How does Gato stack up against other models?
The success stories of GPT-3, Gopher and Flamingo inspired the DeepMind researchers to push the limits of generalist language models and generalist visual language models.
Early this year, Google introduced Pathways Language Model (PaLM), building on the Pathways system announced before. The 540-billion parameter, dense decoder-only Transformer model, trained with the Pathways system, was able to train a single model across multiple TPU v4 Pods efficiently. With Pathways, Google Research’s end game is to build a single model that could generalize across domains and tasks while being highly efficient. PaLM achieved state-of-the-art few-shot performance across hundreds of language understanding and generation tasks, and in many cases, by significant margins.
In January, Meta AI released data2vec, the first high-performance self-supervised algorithm for multiple modalities. The data2vec outperformed the previous best single-purpose algorithms for computer vision and speech and was competitive on NLP tasks. The algorithm marks a paradigm shift in holistic self-supervised learning. data2vec brings us closer to building machines that can make sense of the world.
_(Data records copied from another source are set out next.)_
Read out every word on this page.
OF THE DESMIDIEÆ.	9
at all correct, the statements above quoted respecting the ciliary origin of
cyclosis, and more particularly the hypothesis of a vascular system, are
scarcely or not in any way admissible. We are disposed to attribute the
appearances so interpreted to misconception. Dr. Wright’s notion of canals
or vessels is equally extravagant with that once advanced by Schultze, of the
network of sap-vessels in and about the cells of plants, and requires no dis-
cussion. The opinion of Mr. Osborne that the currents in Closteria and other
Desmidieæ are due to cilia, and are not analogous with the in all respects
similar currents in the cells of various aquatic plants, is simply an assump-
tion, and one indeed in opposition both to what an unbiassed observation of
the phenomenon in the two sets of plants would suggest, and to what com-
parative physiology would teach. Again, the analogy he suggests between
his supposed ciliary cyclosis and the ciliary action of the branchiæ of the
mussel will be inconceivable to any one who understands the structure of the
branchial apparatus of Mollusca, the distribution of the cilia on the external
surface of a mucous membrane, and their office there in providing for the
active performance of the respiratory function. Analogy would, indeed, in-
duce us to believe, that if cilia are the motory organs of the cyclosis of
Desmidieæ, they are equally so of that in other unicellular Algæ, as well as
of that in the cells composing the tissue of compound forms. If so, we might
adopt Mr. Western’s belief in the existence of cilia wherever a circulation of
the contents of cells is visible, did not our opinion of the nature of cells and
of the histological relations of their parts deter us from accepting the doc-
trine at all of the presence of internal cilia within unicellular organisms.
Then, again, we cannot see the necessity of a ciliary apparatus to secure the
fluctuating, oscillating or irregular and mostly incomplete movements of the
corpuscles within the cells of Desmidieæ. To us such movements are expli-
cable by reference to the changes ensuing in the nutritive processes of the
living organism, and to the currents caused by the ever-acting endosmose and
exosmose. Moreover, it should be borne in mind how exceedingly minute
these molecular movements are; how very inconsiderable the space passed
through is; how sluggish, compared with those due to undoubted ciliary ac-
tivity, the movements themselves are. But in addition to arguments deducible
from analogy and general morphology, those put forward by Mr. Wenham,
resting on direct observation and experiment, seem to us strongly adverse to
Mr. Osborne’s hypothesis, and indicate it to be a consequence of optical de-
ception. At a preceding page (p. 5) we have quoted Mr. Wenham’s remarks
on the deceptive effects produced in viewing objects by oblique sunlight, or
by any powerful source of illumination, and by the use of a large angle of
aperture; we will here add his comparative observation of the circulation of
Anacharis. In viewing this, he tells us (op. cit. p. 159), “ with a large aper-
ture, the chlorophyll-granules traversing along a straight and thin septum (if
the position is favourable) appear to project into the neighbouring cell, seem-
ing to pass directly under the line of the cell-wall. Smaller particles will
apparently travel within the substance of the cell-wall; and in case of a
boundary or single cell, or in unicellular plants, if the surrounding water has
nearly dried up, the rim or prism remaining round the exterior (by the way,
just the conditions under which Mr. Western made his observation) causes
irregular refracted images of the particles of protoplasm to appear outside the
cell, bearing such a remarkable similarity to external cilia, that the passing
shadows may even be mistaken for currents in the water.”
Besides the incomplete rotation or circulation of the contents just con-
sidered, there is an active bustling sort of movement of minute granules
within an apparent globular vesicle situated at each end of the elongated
DeepMind’s Gopher is a 280-billion-parameter NLP model based on the Transformer architecture and trained on 10.5TB of MassiveText. Gopher surpassed the current state-of-the-art on 100 evaluation tasks. The model was also tested on NLP benchmarks, including the Massive Multitask Language Understanding (MMLU) and BIG-bench, and the performance was compared to other baseline models. Gopher showed steady improvement on knowledge-intensive tasks but not so much on reasoning-heavy tasks.In the same league as Gopher, Google’s Generalist Language Model (GLaM) is a trillion weight model that achieves a competitive advantage on multiple few-shot learning tasks. GLaM is a mixture of experts model with different submodels specialized for different inputs. It achieves competitive performance on multiple few-shot learning tasks. GLaM was on-par on seven tasks while using 5x less computation during inference. The tasks included open domain question answering, commonsense reading, in-context reading comprehension, the SuperGLUE tasks and natural language inference.